Mean Squared Error: 17174351.4990057
Root Mean Squared Error: 4144.194915662836
Mean Absolute Error: 2671.2313537808127
R-squared: 0.6373401386146524


#### Results
The random forest regression performs better than the sgd regression, with an r-squared of .63 instead of 0.60

# Conclusion

## Performance Recap
We used three distinct models to predict healthcare costs.  Stochastic Gradient Descent (SGD) Regression, SGD Classification, and Random Forest Regression.  SGD and Random forest regressions predicted payment values.  SGD Classification predicted quintile bins.  We trained and evaluated the models across several performance metrics. Results indicated varying degrees of success.   The SGD Regression model, for instance, explained about 61.27% of the variability in the data, suggesting room for improvement, while the Random Forest Regression model performed slightly better with an R-squared of .63. Hyperparameter tuning, did not significantly improve performance.  The SGD Classifier's performance was subpar, with an accuracy rating of 27%. 

## Limitations
Our dataset presents several limitations that render it a less than ideal candidate for advanced prediction models. First, in order to maintain the confidentiality and de-identification of medical claims information, all our features have been converted into categorical variables.

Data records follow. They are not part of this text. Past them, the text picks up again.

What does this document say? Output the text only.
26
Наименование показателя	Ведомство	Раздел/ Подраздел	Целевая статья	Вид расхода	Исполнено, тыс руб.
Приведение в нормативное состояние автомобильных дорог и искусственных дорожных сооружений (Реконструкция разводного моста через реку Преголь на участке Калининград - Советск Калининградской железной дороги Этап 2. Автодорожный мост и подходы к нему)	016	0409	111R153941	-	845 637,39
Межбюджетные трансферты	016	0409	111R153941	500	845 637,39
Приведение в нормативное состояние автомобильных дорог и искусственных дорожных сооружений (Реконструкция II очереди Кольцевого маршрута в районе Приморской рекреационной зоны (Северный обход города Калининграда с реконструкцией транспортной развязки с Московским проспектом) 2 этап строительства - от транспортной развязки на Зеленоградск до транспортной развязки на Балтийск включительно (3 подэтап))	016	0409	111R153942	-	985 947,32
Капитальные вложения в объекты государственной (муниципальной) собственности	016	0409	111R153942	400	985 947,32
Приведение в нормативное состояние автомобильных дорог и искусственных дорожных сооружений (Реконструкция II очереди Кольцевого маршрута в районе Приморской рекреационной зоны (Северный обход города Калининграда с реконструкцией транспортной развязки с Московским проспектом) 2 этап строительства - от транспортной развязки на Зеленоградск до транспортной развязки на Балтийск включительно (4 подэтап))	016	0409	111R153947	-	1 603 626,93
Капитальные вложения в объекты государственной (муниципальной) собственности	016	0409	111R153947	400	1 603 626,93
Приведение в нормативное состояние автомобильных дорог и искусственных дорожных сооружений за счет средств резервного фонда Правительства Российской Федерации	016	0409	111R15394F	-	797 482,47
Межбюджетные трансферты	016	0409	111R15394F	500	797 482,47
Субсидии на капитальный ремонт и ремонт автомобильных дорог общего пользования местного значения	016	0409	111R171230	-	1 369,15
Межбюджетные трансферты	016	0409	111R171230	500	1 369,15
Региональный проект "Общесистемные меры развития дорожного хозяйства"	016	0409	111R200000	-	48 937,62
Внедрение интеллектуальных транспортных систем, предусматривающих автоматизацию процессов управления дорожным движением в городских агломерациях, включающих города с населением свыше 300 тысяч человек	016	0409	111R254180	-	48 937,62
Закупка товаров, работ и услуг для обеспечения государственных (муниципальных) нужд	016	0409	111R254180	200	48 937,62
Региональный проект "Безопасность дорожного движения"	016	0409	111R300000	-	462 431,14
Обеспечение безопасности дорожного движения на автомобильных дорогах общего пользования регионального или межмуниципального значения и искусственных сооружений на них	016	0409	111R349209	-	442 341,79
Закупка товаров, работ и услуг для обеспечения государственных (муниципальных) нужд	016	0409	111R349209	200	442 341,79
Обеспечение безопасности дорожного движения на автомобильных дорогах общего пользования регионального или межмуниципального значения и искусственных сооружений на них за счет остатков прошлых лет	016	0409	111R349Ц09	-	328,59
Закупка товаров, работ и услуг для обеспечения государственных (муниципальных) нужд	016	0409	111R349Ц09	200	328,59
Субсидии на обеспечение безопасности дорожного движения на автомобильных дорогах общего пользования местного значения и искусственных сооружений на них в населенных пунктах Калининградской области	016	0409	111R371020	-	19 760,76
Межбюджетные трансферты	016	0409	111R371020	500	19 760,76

Age, length of stay, and other variables have been categorized instead of being left as continuous quantities. Even our other categorical variables have been aggregated or grouped, causing significant information loss. For example, our base DRG variable is a composite of up to three regular DRG codes. Additionally, our payment information has been grouped and averaged, leading to quintile bin averages. This results in a lack of granularity that presents challenges for accurate prediction.

Secondly, our approach has been constrained due to the limited number of iterations in hyperparameter tuning, and we have only examined a couple of regression models. This trade-off inherently prioritizes time efficiency over accuracy, as further improvements via a more detailed grid search or exploration of other models might have yielded additional insights. However, despite these limitations, achieving an R-squared of .63 represents a moderate success for this demonstration of technique, considering the dataset's constraints.